Raine C S, Traugott U, Iqbal K, Snyder D S, Cohen S R, Farooq M, Norton W T
Brain Res. 1978 Feb 17;142(1):85-96. doi: 10.1016/0006-8993(78)90178-6.
The present study has investigated central nervous system disease in guinea pigs inoculated with emulsions containing purified preparations of bovine oligodendroglia and their fractions isolated with or without trypsinization, whole bovine white matter or myelin basic protein (MBP). The MBP content of the oligodendroglial fractions was determined by radioimmunoassay. It was found that oligodendroglia prepared from trypsinized fresh brain contained minute amounts of MBP and did not induce disease. The corresponding cell fraction from non-trypsinized frozen brain was rich in MBP and induced disease. Bovine white matter and MBP induced typical experimental allergic encephalomyelitis (EAE). The structural preservation of the non-encephalitogenic trypsinized MBP-poor cells was very good and that of the encephalitogenic MBP-rich non-trypsinized cells very poor. It has been concluded that the encephalitogenicity observed was due to MBP, rather than to a specific oligodendroglial antigen.

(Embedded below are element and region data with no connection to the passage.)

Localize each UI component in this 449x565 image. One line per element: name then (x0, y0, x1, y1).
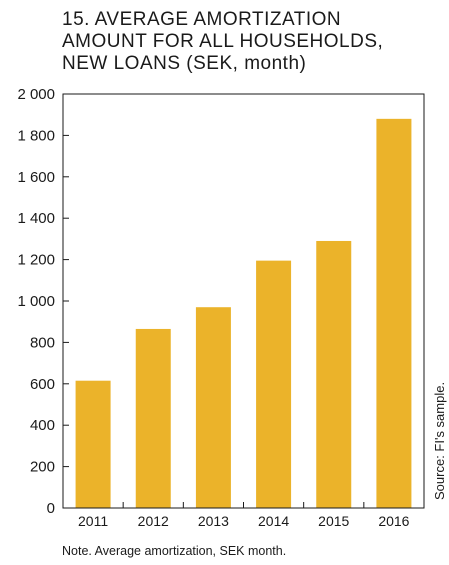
plot-frame (62, 93, 425, 509)
bar-2016 (376, 118, 412, 508)
y-tick-label: 800 (30, 334, 55, 351)
x-tick-label: 2011 (78, 513, 108, 529)
bar-2015 (316, 240, 352, 508)
y-tick-label: 0 (47, 500, 55, 517)
source-note: Source: FI's sample. (432, 381, 447, 500)
x-tick-label: 2016 (378, 513, 409, 529)
chart-title-line-2: AMOUNT FOR ALL HOUSEHOLDS, (62, 31, 384, 52)
chart-title-line-1: 15. AVERAGE AMORTIZATION (62, 9, 342, 30)
bar-2013 (195, 307, 231, 508)
y-tick-label: 1 600 (17, 169, 55, 186)
y-tick-label: 2 000 (17, 86, 55, 103)
y-tick-label: 1 400 (17, 210, 55, 227)
footnote: Note. Average amortization, SEK month. (62, 544, 287, 558)
x-tick-label: 2012 (138, 513, 169, 529)
y-tick-label: 1 800 (17, 127, 55, 144)
y-tick-label: 200 (30, 459, 55, 476)
chart-title-line-3: NEW LOANS (SEK, month) (62, 53, 307, 74)
y-tick-label: 1 000 (17, 293, 55, 310)
y-tick-label: 400 (30, 417, 55, 434)
chart-title: 15. AVERAGE AMORTIZATION AMOUNT FOR ALL … (62, 9, 442, 75)
bar-2014 (256, 260, 292, 508)
x-tick-label: 2013 (198, 513, 229, 529)
bar-2011 (75, 380, 111, 508)
bar-2012 (135, 328, 171, 508)
y-tick-label: 600 (30, 376, 55, 393)
x-tick-label: 2014 (258, 513, 289, 529)
y-tick-label: 1 200 (17, 252, 55, 269)
x-tick-label: 2015 (318, 513, 349, 529)
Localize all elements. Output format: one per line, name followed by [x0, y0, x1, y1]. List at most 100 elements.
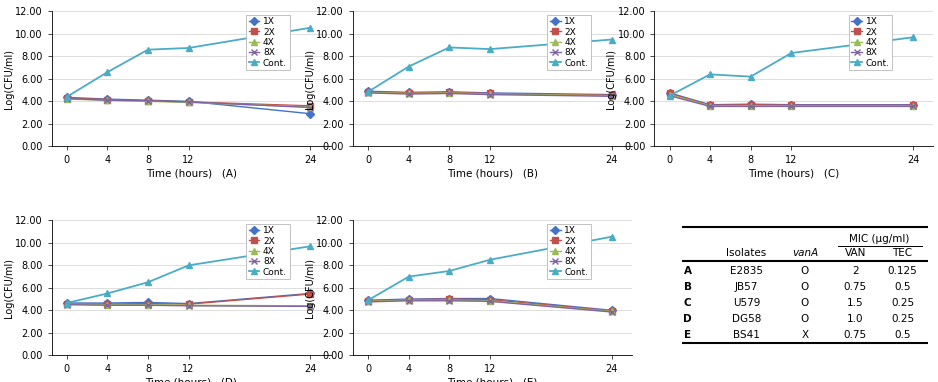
2X	[101, 97, 113, 102]
4X	[786, 104, 797, 108]
Text: JB57: JB57	[734, 282, 758, 291]
Cont.	[362, 298, 373, 303]
Cont.	[305, 26, 316, 30]
8X	[305, 105, 316, 110]
2X	[444, 297, 455, 301]
Cont.	[606, 235, 617, 239]
2X	[745, 102, 756, 107]
Cont.	[362, 89, 373, 94]
Line: 2X: 2X	[366, 89, 614, 98]
4X	[61, 302, 72, 306]
1X	[101, 97, 113, 101]
Cont.	[143, 47, 154, 52]
4X	[484, 298, 495, 303]
4X	[101, 98, 113, 102]
Text: vanA: vanA	[792, 248, 818, 258]
8X	[664, 94, 675, 98]
Text: U579: U579	[733, 298, 760, 308]
8X	[183, 304, 194, 308]
Cont.	[907, 35, 918, 40]
1X	[664, 91, 675, 95]
2X	[907, 103, 918, 108]
Cont.	[444, 45, 455, 50]
8X	[183, 100, 194, 104]
4X	[143, 99, 154, 104]
2X	[362, 89, 373, 94]
1X	[745, 102, 756, 107]
1X	[61, 95, 72, 100]
1X	[305, 112, 316, 116]
Text: MIC (μg/ml): MIC (μg/ml)	[849, 234, 909, 244]
2X	[444, 90, 455, 95]
8X	[606, 94, 617, 99]
8X	[907, 104, 918, 109]
Cont.	[786, 51, 797, 55]
8X	[444, 91, 455, 96]
Line: 2X: 2X	[64, 95, 313, 108]
Text: VAN: VAN	[844, 248, 866, 258]
Line: 8X: 8X	[667, 93, 915, 109]
Legend: 1X, 2X, 4X, 8X, Cont.: 1X, 2X, 4X, 8X, Cont.	[246, 223, 290, 280]
8X	[484, 92, 495, 97]
4X	[704, 104, 716, 108]
Line: 1X: 1X	[366, 89, 614, 97]
8X	[143, 303, 154, 308]
8X	[362, 299, 373, 304]
4X	[143, 303, 154, 307]
X-axis label: Time (hours)   (E): Time (hours) (E)	[447, 377, 537, 382]
Text: 0.75: 0.75	[843, 330, 867, 340]
2X	[606, 309, 617, 313]
Cont.	[403, 274, 415, 279]
4X	[606, 309, 617, 314]
X-axis label: Time (hours)   (B): Time (hours) (B)	[446, 168, 538, 178]
2X	[786, 103, 797, 108]
1X	[606, 92, 617, 97]
Text: E: E	[684, 330, 691, 340]
4X	[305, 105, 316, 109]
Text: BS41: BS41	[733, 330, 760, 340]
2X	[403, 297, 415, 302]
Cont.	[101, 70, 113, 74]
Cont.	[745, 74, 756, 79]
Text: DG58: DG58	[732, 314, 761, 324]
Line: Cont.: Cont.	[366, 37, 614, 95]
Text: 0.5: 0.5	[894, 282, 911, 291]
2X	[484, 297, 495, 302]
Legend: 1X, 2X, 4X, 8X, Cont.: 1X, 2X, 4X, 8X, Cont.	[547, 223, 591, 280]
Cont.	[444, 269, 455, 273]
1X	[143, 300, 154, 305]
Cont.	[183, 46, 194, 50]
Text: 0.5: 0.5	[894, 330, 911, 340]
1X	[786, 102, 797, 107]
Y-axis label: Log(CFU/ml): Log(CFU/ml)	[4, 49, 13, 109]
Text: 0.125: 0.125	[887, 265, 917, 275]
Text: 1.0: 1.0	[847, 314, 864, 324]
Y-axis label: Log(CFU/ml): Log(CFU/ml)	[4, 258, 13, 318]
Line: 4X: 4X	[64, 301, 313, 309]
1X	[61, 301, 72, 305]
8X	[101, 98, 113, 102]
8X	[362, 91, 373, 95]
2X	[183, 100, 194, 104]
4X	[183, 100, 194, 105]
Text: 0.75: 0.75	[843, 282, 867, 291]
Y-axis label: Log(CFU/ml): Log(CFU/ml)	[606, 49, 616, 109]
Line: Cont.: Cont.	[366, 234, 614, 303]
8X	[745, 104, 756, 109]
Cont.	[183, 263, 194, 268]
Line: Cont.: Cont.	[64, 25, 313, 100]
Text: X: X	[801, 330, 809, 340]
Cont.	[606, 37, 617, 42]
4X	[305, 304, 316, 308]
Text: 1.5: 1.5	[847, 298, 864, 308]
1X	[484, 296, 495, 301]
Text: O: O	[801, 282, 809, 291]
Line: 1X: 1X	[667, 90, 915, 107]
1X	[362, 298, 373, 303]
Line: 4X: 4X	[366, 89, 614, 99]
4X	[362, 299, 373, 304]
1X	[704, 102, 716, 107]
2X	[61, 301, 72, 306]
Text: C: C	[684, 298, 691, 308]
Line: 8X: 8X	[64, 96, 313, 110]
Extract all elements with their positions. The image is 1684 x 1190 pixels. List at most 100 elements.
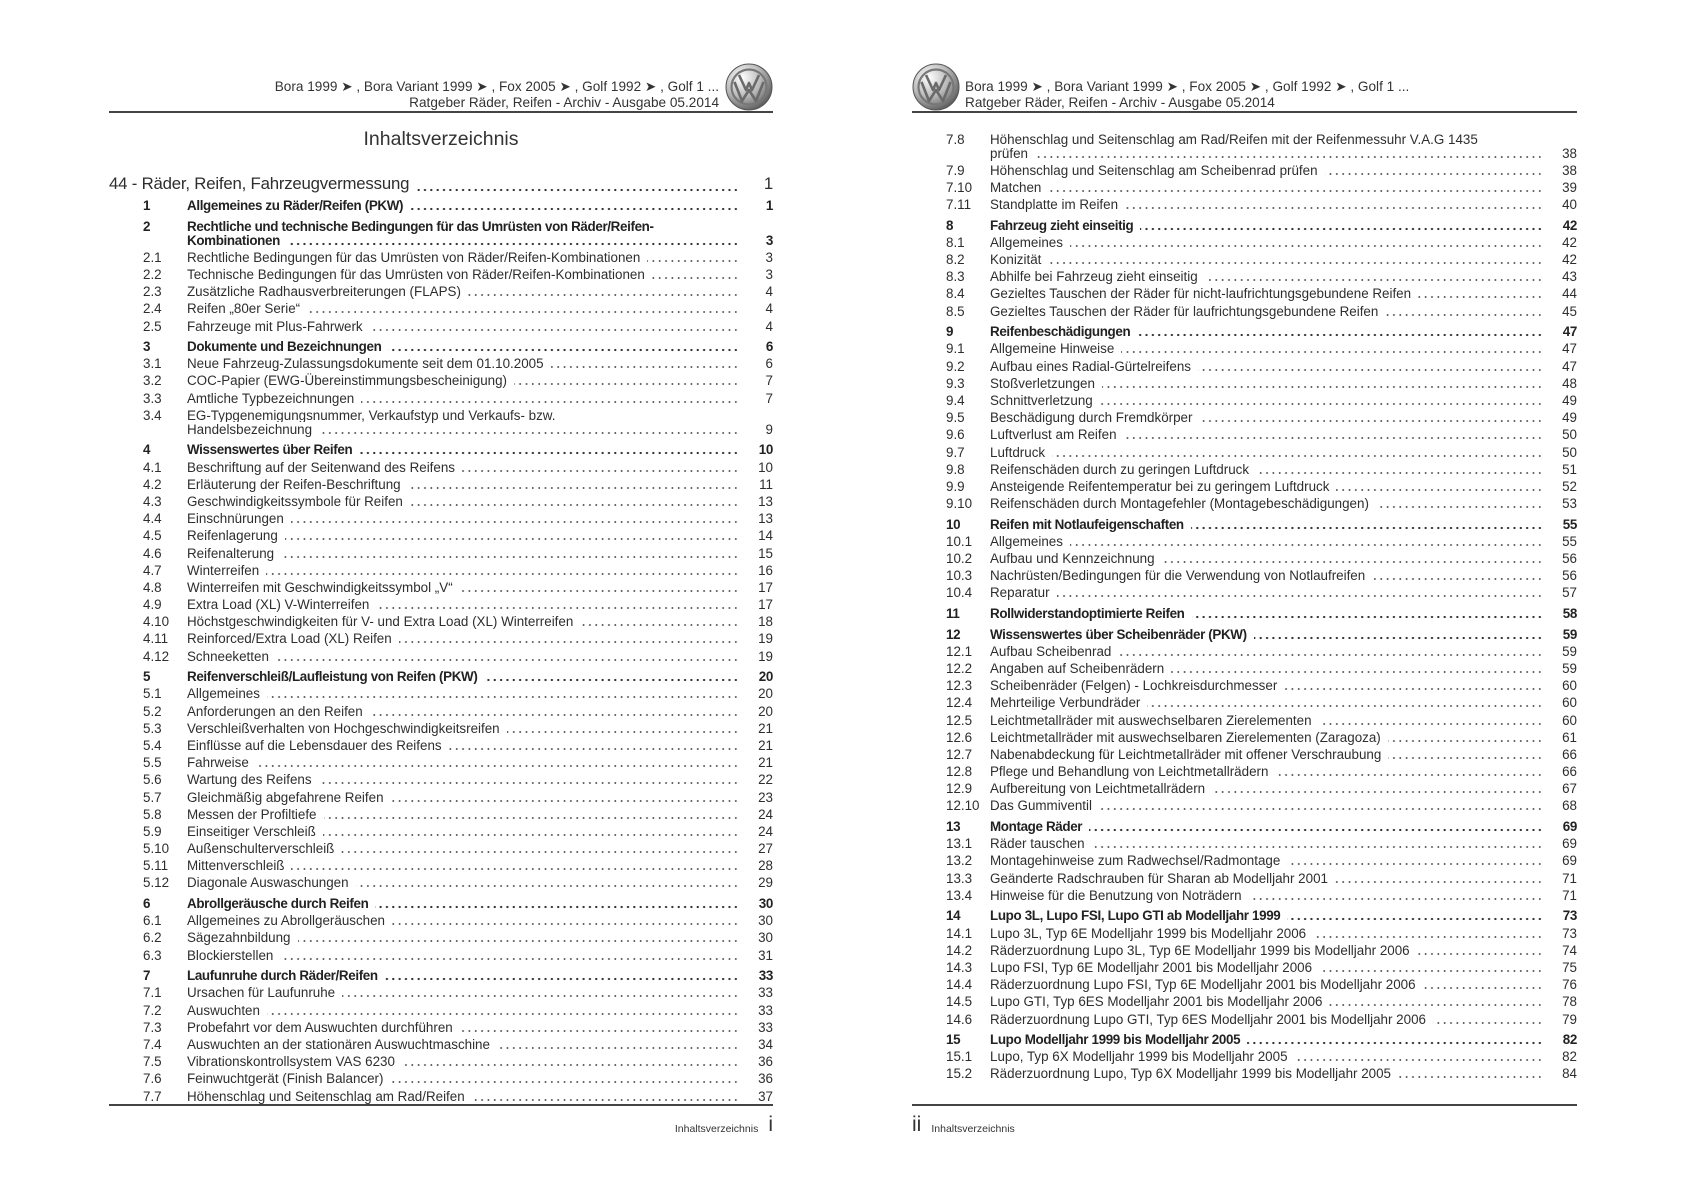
toc-entry[interactable]: 9.6 Luftverlust am Reifen 50: [912, 427, 1577, 444]
toc-entry[interactable]: 13.3 Geänderte Radschrauben für Sharan ab…: [912, 870, 1577, 887]
entry-title[interactable]: Mittenverschleiß: [187, 858, 292, 874]
toc-section[interactable]: 10 Reifen mit Notlaufeigenschaften 55: [912, 516, 1577, 533]
entry-title[interactable]: Ursachen für Laufunruhe: [187, 985, 343, 1001]
entry-title[interactable]: Fahrweise: [187, 755, 256, 771]
toc-section[interactable]: 2 Rechtliche und technische Bedingungen f…: [109, 218, 773, 249]
toc-section[interactable]: 3 Dokumente und Bezeichnungen 6: [109, 338, 773, 355]
toc-entry[interactable]: 2.3 Zusätzliche Radhausverbreiterungen (F…: [109, 284, 773, 301]
entry-title[interactable]: Blockierstellen: [187, 947, 281, 963]
entry-title[interactable]: Lupo FSI, Typ 6E Modelljahr 2001 bis Mod…: [990, 959, 1320, 975]
entry-title[interactable]: Reifenschäden durch zu geringen Luftdruc…: [990, 461, 1257, 477]
entry-title[interactable]: Probefahrt vor dem Auswuchten durchführe…: [187, 1019, 460, 1035]
entry-title[interactable]: Abhilfe bei Fahrzeug zieht einseitig: [990, 269, 1205, 285]
toc-section[interactable]: 11 Rollwiderstandoptimierte Reifen 58: [912, 605, 1577, 622]
toc-entry[interactable]: 3.3 Amtliche Typbezeichnungen 7: [109, 390, 773, 407]
entry-title[interactable]: Gezieltes Tauschen der Räder für laufric…: [990, 303, 1386, 319]
entry-title[interactable]: Winterreifen mit Geschwindigkeitssymbol …: [187, 579, 460, 595]
toc-entry[interactable]: 5.1 Allgemeines 20: [109, 686, 773, 703]
toc-entry[interactable]: 6.3 Blockierstellen 31: [109, 947, 773, 964]
toc-section[interactable]: 9 Reifenbeschädigungen 47: [912, 324, 1577, 341]
toc-entry[interactable]: 8.2 Konizität 42: [912, 252, 1577, 269]
entry-title[interactable]: Allgemeines: [187, 686, 267, 702]
toc-entry[interactable]: 9.2 Aufbau eines Radial-Gürtelreifens 47: [912, 358, 1577, 375]
entry-title[interactable]: Rollwiderstandoptimierte Reifen: [990, 606, 1192, 622]
toc-entry[interactable]: 14.2 Räderzuordnung Lupo 3L, Typ 6E Model…: [912, 942, 1577, 959]
toc-entry[interactable]: 12.8 Pflege und Behandlung von Leichtmeta…: [912, 764, 1577, 781]
toc-entry[interactable]: 4.1 Beschriftung auf der Seitenwand des R…: [109, 459, 773, 476]
toc-entry[interactable]: 3.2 COC-Papier (EWG-Übereinstimmungsbesch…: [109, 373, 773, 390]
entry-title[interactable]: Scheibenräder (Felgen) - Lochkreisdurchm…: [990, 678, 1285, 694]
toc-entry[interactable]: 5.11 Mittenverschleiß 28: [109, 858, 773, 875]
entry-title[interactable]: Reinforced/Extra Load (XL) Reifen: [187, 631, 399, 647]
entry-title[interactable]: Mehrteilige Verbundräder: [990, 695, 1148, 711]
entry-title[interactable]: Reifenschäden durch Montagefehler (Monta…: [990, 496, 1376, 512]
toc-entry[interactable]: 4.7 Winterreifen 16: [109, 562, 773, 579]
entry-title[interactable]: Räder tauschen: [990, 836, 1092, 852]
toc-entry[interactable]: 9.9 Ansteigende Reifentemperatur bei zu g…: [912, 478, 1577, 495]
entry-title[interactable]: Allgemeines: [990, 234, 1070, 250]
entry-title[interactable]: Erläuterung der Reifen-Beschriftung: [187, 476, 408, 492]
entry-title[interactable]: Reifenlagerung: [187, 528, 285, 544]
entry-title[interactable]: Auswuchten an der stationären Auswuchtma…: [187, 1036, 497, 1052]
entry-title[interactable]: Luftverlust am Reifen: [990, 427, 1124, 443]
toc-entry[interactable]: 7.8 Höhenschlag und Seitenschlag am Rad/R…: [912, 131, 1577, 162]
entry-title[interactable]: COC-Papier (EWG-Übereinstimmungsbeschein…: [187, 373, 515, 389]
toc-entry[interactable]: 12.1 Aufbau Scheibenrad 59: [912, 643, 1577, 660]
toc-entry[interactable]: 7.2 Auswuchten 33: [109, 1002, 773, 1019]
toc-entry[interactable]: 4.3 Geschwindigkeitssymbole für Reifen 13: [109, 493, 773, 510]
toc-section[interactable]: 12 Wissenswertes über Scheibenräder (PKW)…: [912, 626, 1577, 643]
entry-title[interactable]: Gleichmäßig abgefahrene Reifen: [187, 789, 391, 805]
entry-title[interactable]: Einseitiger Verschleiß: [187, 823, 323, 839]
toc-section[interactable]: 6 Abrollgeräusche durch Reifen 30: [109, 895, 773, 912]
entry-title[interactable]: Außenschulterverschleiß: [187, 841, 342, 857]
toc-entry[interactable]: 14.4 Räderzuordnung Lupo FSI, Typ 6E Mode…: [912, 977, 1577, 994]
toc-section[interactable]: 4 Wissenswertes über Reifen 10: [109, 442, 773, 459]
toc-entry[interactable]: 5.2 Anforderungen an den Reifen 20: [109, 703, 773, 720]
toc-entry[interactable]: 12.9 Aufbereitung von Leichtmetallrädern 6…: [912, 781, 1577, 798]
entry-title[interactable]: Nabenabdeckung für Leichtmetallräder mit…: [990, 746, 1389, 762]
toc-entry[interactable]: 12.3 Scheibenräder (Felgen) - Lochkreisdu…: [912, 678, 1577, 695]
entry-title[interactable]: Lupo 3L, Lupo FSI, Lupo GTI ab Modelljah…: [990, 908, 1288, 924]
entry-title[interactable]: Rechtliche Bedingungen für das Umrüsten …: [187, 249, 648, 265]
entry-title[interactable]: Räderzuordnung Lupo GTI, Typ 6ES Modellj…: [990, 1011, 1433, 1027]
toc-entry[interactable]: 4.2 Erläuterung der Reifen-Beschriftung 11: [109, 476, 773, 493]
toc-entry[interactable]: 9.4 Schnittverletzung 49: [912, 392, 1577, 409]
toc-entry[interactable]: 4.8 Winterreifen mit Geschwindigkeitssymb…: [109, 579, 773, 596]
entry-title[interactable]: Schneeketten: [187, 648, 276, 664]
toc-section[interactable]: 1 Allgemeines zu Räder/Reifen (PKW) 1: [109, 197, 773, 214]
entry-title[interactable]: Zusätzliche Radhausverbreiterungen (FLAP…: [187, 284, 468, 300]
entry-title[interactable]: Montagehinweise zum Radwechsel/Radmontag…: [990, 853, 1288, 869]
toc-entry[interactable]: 7.7 Höhenschlag und Seitenschlag am Rad/R…: [109, 1088, 773, 1105]
entry-title[interactable]: Dokumente und Bezeichnungen: [187, 339, 389, 355]
entry-title[interactable]: Wissenswertes über Scheibenräder (PKW): [990, 626, 1254, 642]
toc-entry[interactable]: 8.5 Gezieltes Tauschen der Räder für lauf…: [912, 303, 1577, 320]
toc-entry[interactable]: 4.4 Einschnürungen 13: [109, 511, 773, 528]
entry-title[interactable]: Fahrzeuge mit Plus-Fahrwerk: [187, 318, 370, 334]
toc-entry[interactable]: 15.2 Räderzuordnung Lupo, Typ 6X Modellja…: [912, 1066, 1577, 1083]
toc-entry[interactable]: 9.10 Reifenschäden durch Montagefehler (M…: [912, 496, 1577, 513]
toc-entry[interactable]: 10.2 Aufbau und Kennzeichnung 56: [912, 550, 1577, 567]
toc-entry[interactable]: 3.4 EG-Typgenemigungsnummer, Verkaufstyp …: [109, 407, 773, 438]
entry-title[interactable]: Reifenalterung: [187, 545, 282, 561]
toc-entry[interactable]: 5.7 Gleichmäßig abgefahrene Reifen 23: [109, 789, 773, 806]
entry-title[interactable]: Neue Fahrzeug-Zulassungsdokumente seit d…: [187, 356, 551, 372]
toc-entry[interactable]: 6.1 Allgemeines zu Abrollgeräuschen 30: [109, 913, 773, 930]
toc-entry[interactable]: 12.10 Das Gummiventil 68: [912, 798, 1577, 815]
toc-entry[interactable]: 7.9 Höhenschlag und Seitenschlag am Schei…: [912, 162, 1577, 179]
toc-section[interactable]: 15 Lupo Modelljahr 1999 bis Modelljahr 20…: [912, 1032, 1577, 1049]
entry-title[interactable]: Einschnürungen: [187, 511, 291, 527]
toc-entry[interactable]: 5.3 Verschleißverhalten von Hochgeschwind…: [109, 720, 773, 737]
entry-title[interactable]: Verschleißverhalten von Hochgeschwindigk…: [187, 720, 507, 736]
toc-entry[interactable]: 4.5 Reifenlagerung 14: [109, 528, 773, 545]
entry-title[interactable]: Gezieltes Tauschen der Räder für nicht-l…: [990, 286, 1419, 302]
entry-title[interactable]: Angaben auf Scheibenrädern: [990, 660, 1172, 676]
entry-title[interactable]: Das Gummiventil: [990, 798, 1099, 814]
toc-section[interactable]: 7 Laufunruhe durch Räder/Reifen 33: [109, 968, 773, 985]
entry-title[interactable]: Reifen mit Notlaufeigenschaften: [990, 516, 1191, 532]
entry-title[interactable]: Lupo Modelljahr 1999 bis Modelljahr 2005: [990, 1032, 1248, 1048]
entry-title[interactable]: Ansteigende Reifentemperatur bei zu geri…: [990, 478, 1337, 494]
toc-section[interactable]: 14 Lupo 3L, Lupo FSI, Lupo GTI ab Modellj…: [912, 908, 1577, 925]
entry-title[interactable]: Abrollgeräusche durch Reifen: [187, 896, 376, 912]
entry-title[interactable]: Luftdruck: [990, 444, 1053, 460]
entry-title[interactable]: Konizität: [990, 252, 1049, 268]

本研究调查了接种含有纯化牛少突胶质细胞制剂及其经胰蛋白酶处理或未经处理分离的组分、全牛白质或髓鞘碱性蛋白(MBP)的乳剂的豚鼠中枢神经系统疾病。通过放射免疫测定法测定少突胶质细胞组分中的MBP含量。结果发现,从经胰蛋白酶处理的新鲜脑中制备的少突胶质细胞含有微量的MBP,且不会诱发疾病。来自未经胰蛋白酶处理的冷冻脑的相应细胞组分富含MBP并诱发疾病。牛白质和MBP诱发典型的实验性变态反应性脑脊髓炎(EAE)。无致脑炎作用的经胰蛋白酶处理的低MBP细胞的结构保存非常好,而有致脑炎作用的富含MBP的未经胰蛋白酶处理的细胞的结构保存非常差。得出的结论是,观察到的致脑炎作用是由于MBP,而不是由于特定的少突胶质细胞抗原。